3. Citons par ordre de mise en service entre 1993 et 2002 les jumeaux du Keck-Telescope (10 m, Hawaii), le Very Large Telescope européen (4 fois 8,2 m, Chili), le Subaru japonais (8.4 m, Hawaii), le Large Binocular Telescope (2 fois 6,5 m, Arizona), les deux Gemini (8 m, Hawaii et Chili), etc.
4. Les microscopes optiques ont rencontré la même limite. On sait comment ils l’ont dépassée : faute de pouvoir fonctionner à des longueurs d’onde plus courtes (rayons X) où le maniement des éléments optiques devient impraticable à la précision recherchée, ils mettent à profit l’onde associée aux électrons, de plus courte longueur d’onde encore.

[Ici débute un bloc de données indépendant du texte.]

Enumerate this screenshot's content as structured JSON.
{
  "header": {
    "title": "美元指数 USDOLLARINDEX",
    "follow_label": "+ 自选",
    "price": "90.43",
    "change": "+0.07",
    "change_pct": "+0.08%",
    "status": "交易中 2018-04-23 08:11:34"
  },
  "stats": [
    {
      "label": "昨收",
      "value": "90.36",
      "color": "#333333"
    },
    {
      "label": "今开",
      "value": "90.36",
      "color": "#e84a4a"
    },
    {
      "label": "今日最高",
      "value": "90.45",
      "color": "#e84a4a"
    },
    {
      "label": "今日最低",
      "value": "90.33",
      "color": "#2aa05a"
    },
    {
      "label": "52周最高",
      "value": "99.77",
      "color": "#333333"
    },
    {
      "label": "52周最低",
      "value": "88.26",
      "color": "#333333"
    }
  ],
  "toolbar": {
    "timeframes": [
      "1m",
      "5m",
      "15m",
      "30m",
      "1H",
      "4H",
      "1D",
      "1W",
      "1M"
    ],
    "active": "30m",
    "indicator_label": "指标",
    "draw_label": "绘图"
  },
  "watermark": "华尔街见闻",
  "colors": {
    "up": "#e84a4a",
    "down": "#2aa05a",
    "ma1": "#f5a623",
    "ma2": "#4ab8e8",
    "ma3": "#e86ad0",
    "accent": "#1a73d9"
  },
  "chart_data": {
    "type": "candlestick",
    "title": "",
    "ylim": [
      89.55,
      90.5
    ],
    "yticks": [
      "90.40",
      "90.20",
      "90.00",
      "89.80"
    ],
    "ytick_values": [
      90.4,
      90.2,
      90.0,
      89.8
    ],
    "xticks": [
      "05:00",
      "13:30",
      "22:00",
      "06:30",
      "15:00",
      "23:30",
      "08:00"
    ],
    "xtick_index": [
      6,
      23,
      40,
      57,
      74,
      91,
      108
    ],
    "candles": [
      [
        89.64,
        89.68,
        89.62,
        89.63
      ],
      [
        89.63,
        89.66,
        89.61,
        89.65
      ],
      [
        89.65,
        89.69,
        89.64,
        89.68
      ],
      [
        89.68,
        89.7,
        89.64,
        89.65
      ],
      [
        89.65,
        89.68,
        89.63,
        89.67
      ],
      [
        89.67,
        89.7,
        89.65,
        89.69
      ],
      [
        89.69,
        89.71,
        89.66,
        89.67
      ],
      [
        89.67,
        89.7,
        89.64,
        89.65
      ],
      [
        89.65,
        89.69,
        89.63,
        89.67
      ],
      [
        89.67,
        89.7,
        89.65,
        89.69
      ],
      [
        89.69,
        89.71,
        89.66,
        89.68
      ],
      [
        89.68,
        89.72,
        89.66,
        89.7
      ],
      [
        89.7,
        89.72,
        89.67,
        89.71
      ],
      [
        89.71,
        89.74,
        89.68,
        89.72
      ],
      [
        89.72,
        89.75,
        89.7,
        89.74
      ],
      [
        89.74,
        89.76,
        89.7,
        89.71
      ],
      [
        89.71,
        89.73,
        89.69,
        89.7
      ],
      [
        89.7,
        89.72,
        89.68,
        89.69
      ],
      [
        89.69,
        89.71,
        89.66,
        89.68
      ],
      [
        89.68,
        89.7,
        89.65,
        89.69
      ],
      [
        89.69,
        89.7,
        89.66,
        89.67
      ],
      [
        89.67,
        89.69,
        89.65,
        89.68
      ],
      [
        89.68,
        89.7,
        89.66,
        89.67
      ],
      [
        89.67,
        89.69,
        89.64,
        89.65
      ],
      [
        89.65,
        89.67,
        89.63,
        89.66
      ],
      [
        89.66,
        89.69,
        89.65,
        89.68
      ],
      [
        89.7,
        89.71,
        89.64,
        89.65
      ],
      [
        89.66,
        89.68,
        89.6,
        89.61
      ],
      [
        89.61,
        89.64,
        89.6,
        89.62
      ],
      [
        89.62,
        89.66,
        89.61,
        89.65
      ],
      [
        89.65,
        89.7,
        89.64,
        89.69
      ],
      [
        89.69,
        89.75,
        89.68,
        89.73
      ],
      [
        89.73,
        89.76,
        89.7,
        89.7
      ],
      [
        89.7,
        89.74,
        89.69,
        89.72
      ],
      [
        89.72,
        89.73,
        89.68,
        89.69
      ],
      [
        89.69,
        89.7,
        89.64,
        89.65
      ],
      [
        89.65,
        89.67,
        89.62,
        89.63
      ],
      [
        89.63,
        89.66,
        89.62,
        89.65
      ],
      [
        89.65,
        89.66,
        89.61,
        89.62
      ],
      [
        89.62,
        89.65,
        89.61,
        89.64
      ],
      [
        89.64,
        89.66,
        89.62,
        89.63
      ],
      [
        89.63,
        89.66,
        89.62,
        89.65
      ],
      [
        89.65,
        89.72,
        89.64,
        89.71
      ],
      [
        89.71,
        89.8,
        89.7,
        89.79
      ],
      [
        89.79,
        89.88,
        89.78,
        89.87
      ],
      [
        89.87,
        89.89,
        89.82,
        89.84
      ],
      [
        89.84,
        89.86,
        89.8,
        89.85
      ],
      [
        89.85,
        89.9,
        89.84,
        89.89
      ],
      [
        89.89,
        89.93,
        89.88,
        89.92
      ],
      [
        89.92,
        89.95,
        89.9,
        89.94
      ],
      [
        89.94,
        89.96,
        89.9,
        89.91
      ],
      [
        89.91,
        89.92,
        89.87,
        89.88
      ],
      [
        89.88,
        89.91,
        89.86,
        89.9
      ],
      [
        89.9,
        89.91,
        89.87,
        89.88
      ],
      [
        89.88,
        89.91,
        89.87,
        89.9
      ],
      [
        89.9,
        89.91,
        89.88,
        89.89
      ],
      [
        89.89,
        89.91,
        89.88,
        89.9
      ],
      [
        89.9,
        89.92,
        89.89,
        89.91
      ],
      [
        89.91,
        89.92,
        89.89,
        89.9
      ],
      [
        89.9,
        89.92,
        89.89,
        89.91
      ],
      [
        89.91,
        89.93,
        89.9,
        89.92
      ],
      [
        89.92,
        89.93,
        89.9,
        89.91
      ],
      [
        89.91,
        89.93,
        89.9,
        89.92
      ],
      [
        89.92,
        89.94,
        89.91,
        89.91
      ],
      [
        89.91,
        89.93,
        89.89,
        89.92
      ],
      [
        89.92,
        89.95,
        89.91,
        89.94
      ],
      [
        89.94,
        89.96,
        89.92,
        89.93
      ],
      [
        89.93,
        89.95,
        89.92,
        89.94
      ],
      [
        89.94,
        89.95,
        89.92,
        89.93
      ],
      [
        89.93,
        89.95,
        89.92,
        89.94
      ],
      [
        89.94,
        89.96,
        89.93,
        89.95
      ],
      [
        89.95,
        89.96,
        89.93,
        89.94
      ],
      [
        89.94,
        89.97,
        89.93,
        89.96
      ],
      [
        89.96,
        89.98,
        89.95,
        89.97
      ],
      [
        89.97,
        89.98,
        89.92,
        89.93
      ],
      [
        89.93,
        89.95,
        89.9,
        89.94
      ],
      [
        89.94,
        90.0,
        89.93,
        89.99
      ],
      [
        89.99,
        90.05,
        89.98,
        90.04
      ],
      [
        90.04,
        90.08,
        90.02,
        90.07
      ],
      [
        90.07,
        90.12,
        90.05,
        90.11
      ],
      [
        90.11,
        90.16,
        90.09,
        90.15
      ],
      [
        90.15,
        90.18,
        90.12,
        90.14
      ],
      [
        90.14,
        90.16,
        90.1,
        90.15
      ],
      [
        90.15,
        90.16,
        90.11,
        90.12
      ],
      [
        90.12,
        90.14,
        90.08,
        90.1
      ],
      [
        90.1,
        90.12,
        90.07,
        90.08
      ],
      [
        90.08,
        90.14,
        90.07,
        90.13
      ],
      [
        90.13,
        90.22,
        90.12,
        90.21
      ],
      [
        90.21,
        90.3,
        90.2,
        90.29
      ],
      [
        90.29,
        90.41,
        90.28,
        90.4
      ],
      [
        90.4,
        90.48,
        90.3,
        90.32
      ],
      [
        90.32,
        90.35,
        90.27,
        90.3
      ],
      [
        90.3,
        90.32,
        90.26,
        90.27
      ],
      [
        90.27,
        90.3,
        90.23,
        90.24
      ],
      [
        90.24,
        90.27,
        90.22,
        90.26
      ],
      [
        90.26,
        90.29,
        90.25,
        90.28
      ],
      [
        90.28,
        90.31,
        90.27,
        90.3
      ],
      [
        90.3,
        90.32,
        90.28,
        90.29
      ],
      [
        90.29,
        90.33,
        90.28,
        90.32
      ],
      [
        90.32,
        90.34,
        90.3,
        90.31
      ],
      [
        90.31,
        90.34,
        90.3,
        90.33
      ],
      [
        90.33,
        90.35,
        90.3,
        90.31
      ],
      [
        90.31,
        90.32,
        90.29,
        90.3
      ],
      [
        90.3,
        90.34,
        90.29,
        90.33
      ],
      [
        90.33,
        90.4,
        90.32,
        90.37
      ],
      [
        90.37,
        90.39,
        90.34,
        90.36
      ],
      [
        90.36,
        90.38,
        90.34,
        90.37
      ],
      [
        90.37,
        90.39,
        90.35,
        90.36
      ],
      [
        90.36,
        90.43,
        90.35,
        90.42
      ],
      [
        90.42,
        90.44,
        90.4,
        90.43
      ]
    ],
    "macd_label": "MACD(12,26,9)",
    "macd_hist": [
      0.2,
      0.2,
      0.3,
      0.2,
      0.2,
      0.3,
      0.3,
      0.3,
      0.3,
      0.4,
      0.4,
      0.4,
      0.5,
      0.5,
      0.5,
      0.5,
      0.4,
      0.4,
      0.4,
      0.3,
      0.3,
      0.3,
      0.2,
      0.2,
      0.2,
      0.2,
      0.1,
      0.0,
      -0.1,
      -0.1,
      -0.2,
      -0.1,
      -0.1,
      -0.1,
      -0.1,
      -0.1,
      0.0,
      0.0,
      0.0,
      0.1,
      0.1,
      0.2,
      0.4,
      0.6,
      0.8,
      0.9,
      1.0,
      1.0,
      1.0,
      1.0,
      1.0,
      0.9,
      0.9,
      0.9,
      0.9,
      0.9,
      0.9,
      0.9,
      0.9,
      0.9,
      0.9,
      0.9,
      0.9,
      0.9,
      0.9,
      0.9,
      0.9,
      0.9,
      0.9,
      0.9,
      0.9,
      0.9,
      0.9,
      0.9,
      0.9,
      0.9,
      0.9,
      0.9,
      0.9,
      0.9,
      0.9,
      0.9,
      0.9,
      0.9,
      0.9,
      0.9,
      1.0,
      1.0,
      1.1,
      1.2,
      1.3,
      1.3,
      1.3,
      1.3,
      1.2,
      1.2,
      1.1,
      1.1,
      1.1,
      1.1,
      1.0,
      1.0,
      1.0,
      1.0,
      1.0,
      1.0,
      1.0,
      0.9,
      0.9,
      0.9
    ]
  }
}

Enfin, le microscope à effet de champ représente une autre révolution, exploitant une piste radicalement nouvelle par rapport à l’imagerie traditionnelle. Les astronomes ne peuvent pas entièrement suivre cette voie, l’imagerie à une longueur d’onde donnée s’imposant pour comprendre les mécanismes d’émission de telle ou telle raie spectrale essentielle. En outre, à la différence des microscopistes, les astronomes ne peuvent éclairer leur objet d’étude.
5. Un petit livre d’Albert Michelson, Studies in optics, pose avec la plus simple élégance les principes de ses dispositifs interférométriques ou spectroscopiques. Le plus grand interféromètre optique jamais réalisé est aujourd’hui en construction près de Pise (Italie) avec des bras de trois kilomètres de longueur, en vue de détecter les ondes gravitationnelles. Un dispositif analogue pourrait fonctionner dans l’espace, avec des bras un million de fois plus longs !
6. Nous savons aujourd’hui qu’il suffit que leur diamètre soit inférieur à une dizaine de centimètres pour que la cohérence spatiale de l’onde n’y soit pas significativement dégradée par l’effet de l’atmosphère.
7. Sans lendemain quant à l’interférence directe de faisceaux optiques «à la Young». La mesure, faite sur de longues bases, de la cohérence mutuelle de rayonnements issus d’objets astronomiques, ne cessera de se développer dès 1950 aux radiofréquences, plus aisées à manipuler, puis à la même époque aux fréquences optiques par l’interférométrie d’intensité aujourd’hui abandonnée, avec Robert Hanbury-Brown et Richard Twiss.